Cet ouvrage est une mine non négligeable pour toutes celles et tous ceux qui désirent en savoir un peu plus sur les quatre Incontournables du roman rose (ou roman "chaste") français, à savoir Delly, Max du Veuzit, Magali et Berthe Bernage. Mais, s'il renseigne largement sur la vie de ces dames, il ne dit malheureusement pas grand chose de leurs livres, tant sur la forme que sur le fond. A peine deux ou trois pages, à la toute fin. Ce qui laisse au lecteur une encombrante impression de frustration.
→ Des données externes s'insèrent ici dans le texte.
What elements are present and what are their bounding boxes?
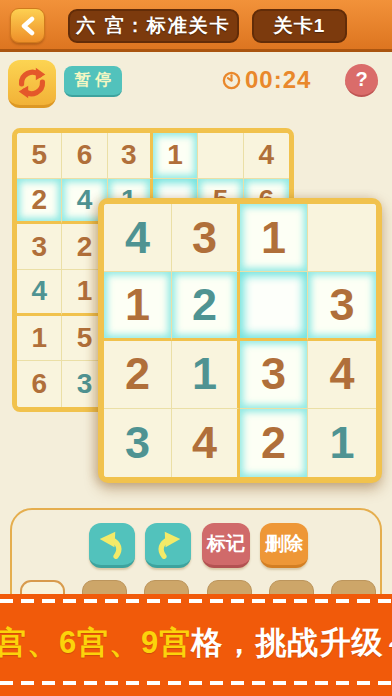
pause-button[interactable]: 暂停 [64,66,122,97]
cell-r3c2[interactable]: 1 [172,341,240,409]
timer-value: 00:24 [245,66,311,94]
cell-r4c4[interactable]: 1 [308,409,376,477]
board-4x4: 43112321343421 [98,198,382,483]
cell-r1c4[interactable]: 1 [153,133,198,179]
undo-button[interactable] [89,523,135,568]
level-badge: 关卡1 [252,9,347,43]
back-button[interactable] [10,8,45,43]
cell-r1c2[interactable]: 3 [172,204,240,272]
refresh-icon [13,64,51,102]
top-bar: 六 宫：标准关卡 关卡1 [0,0,392,52]
banner-dash-top [0,599,392,603]
cell-r1c3[interactable]: 3 [108,133,153,179]
redo-button[interactable] [145,523,191,568]
cell-r2c3[interactable] [240,272,308,340]
cell-r2c4[interactable]: 3 [308,272,376,340]
cell-r4c3[interactable]: 2 [240,409,308,477]
page-title: 六 宫：标准关卡 [68,9,239,43]
clock-icon [221,70,242,91]
cell-r3c1[interactable]: 2 [104,341,172,409]
cell-r2c1[interactable]: 2 [17,179,62,225]
cell-r3c1[interactable]: 3 [17,224,62,270]
cell-r6c1[interactable]: 6 [17,361,62,407]
cell-r3c3[interactable]: 3 [240,341,308,409]
cell-r2c2[interactable]: 2 [172,272,240,340]
restart-button[interactable] [8,60,56,108]
undo-arrow-icon [94,526,130,562]
cell-r1c1[interactable]: 5 [17,133,62,179]
cell-r5c1[interactable]: 1 [17,316,62,362]
cell-r4c2[interactable]: 4 [172,409,240,477]
board-4x4-grid: 43112321343421 [104,204,376,477]
help-button[interactable]: ? [345,64,378,97]
banner-dash-bottom [0,681,392,685]
cell-r1c4[interactable] [308,204,376,272]
cell-r1c3[interactable]: 1 [240,204,308,272]
redo-arrow-icon [150,526,186,562]
cell-r1c1[interactable]: 4 [104,204,172,272]
back-chevron-icon [19,16,37,36]
cell-r2c1[interactable]: 1 [104,272,172,340]
cell-r1c2[interactable]: 6 [62,133,107,179]
promo-banner: 4宫、6宫、9宫格，挑战升级～ [0,594,392,696]
timer: 00:24 [221,64,311,96]
banner-segment-1: 4宫、6宫、9宫 [0,625,191,660]
banner-text: 4宫、6宫、9宫格，挑战升级～ [0,622,392,664]
delete-button[interactable]: 删除 [260,523,308,568]
banner-segment-2: 格，挑战升级～ [191,625,392,660]
cell-r4c1[interactable]: 3 [104,409,172,477]
cell-r4c1[interactable]: 4 [17,270,62,316]
cell-r1c6[interactable]: 4 [244,133,289,179]
cell-r3c4[interactable]: 4 [308,341,376,409]
action-row: 标记 删除 [12,523,380,569]
mark-button[interactable]: 标记 [202,523,250,568]
cell-r1c5[interactable] [198,133,243,179]
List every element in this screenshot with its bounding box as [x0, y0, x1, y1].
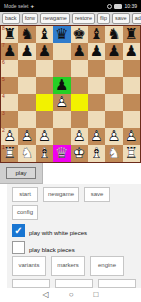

A tout seigneur tout honneur, Delly ouvre le bal avec une photo qui la montre, avec son frère et partenaire d'écriture, Frédéric Petitjean de la Rosière, debout tous deux derrière leurs parents, dans le jardin de leur petite maison versaillaise. En fixant ce regard intense et sérieux, la seule vraie beauté de cette femme, l'aficionado réalise enfin pourquoi, dans pratiquement tous ses romans, elle a mis l'accent sur les yeux de ses héros. Largement millionnaire à la fin de son existence, en dépit des deux guerres traversées, Melle Marie Petitjean de la Rosière s'éteint à Versailles, le 1er avril 1947, après une existence qu'elle avait voulu strictement anonyme et pour ainsi dire cloîtrée. Son éditeur ne la rencontra qu'une seule fois : elle vivait véritablement retirée d'un monde trop matérialiste, perdue dans un univers de fantasmes et de beauté qu'elle eut le mérite de faire partager à des millions de femmes de par le monde. Sur la tombe où elle repose aux côtés de son frère, rien ne rappelle le pseudonyme devenu référence majeure d'un genre littéraire auquel Delly donna ses lettres de noblesse.
S'avance ensuite Alphonsine Vavasseur, épouse Simonet, mieux connue sous le nom de Max du Veuzit. Avec elle, les héroïnes fragiles, si typiques de Delly, se font plus volontaires mais surtout plus modernes et la religion catholique, si elle est toujours célébrée, n'est plus mise en avant de façon aussi ostentatoire. Le style également diffère : si celui de Delly possède d'indéniables qualités héritées du classicisme, celui de du Veuzit se veut plus familier, avec des mots d'argot qui, à la première publication, ancraient histoire et personnage dans la réalité contemporaine mais qui, aujourd'hui, ont beaucoup vieilli. Détail amusant - et même hilarant - qu'il faut connaître : la toute puissante "Maison de la Bonne-Presse", tenue par l'Eglise de France, fit un procès à Max du Veuzit, dont elle jugeait les romans "peu convenables", voire carrément "osés." Indignée, l'auteur répliqua et, à la fin du compte, la Maison de la Bonne-Presse dut battre en retraite. Max du Veuzit devait mourir le 15 avril 1952.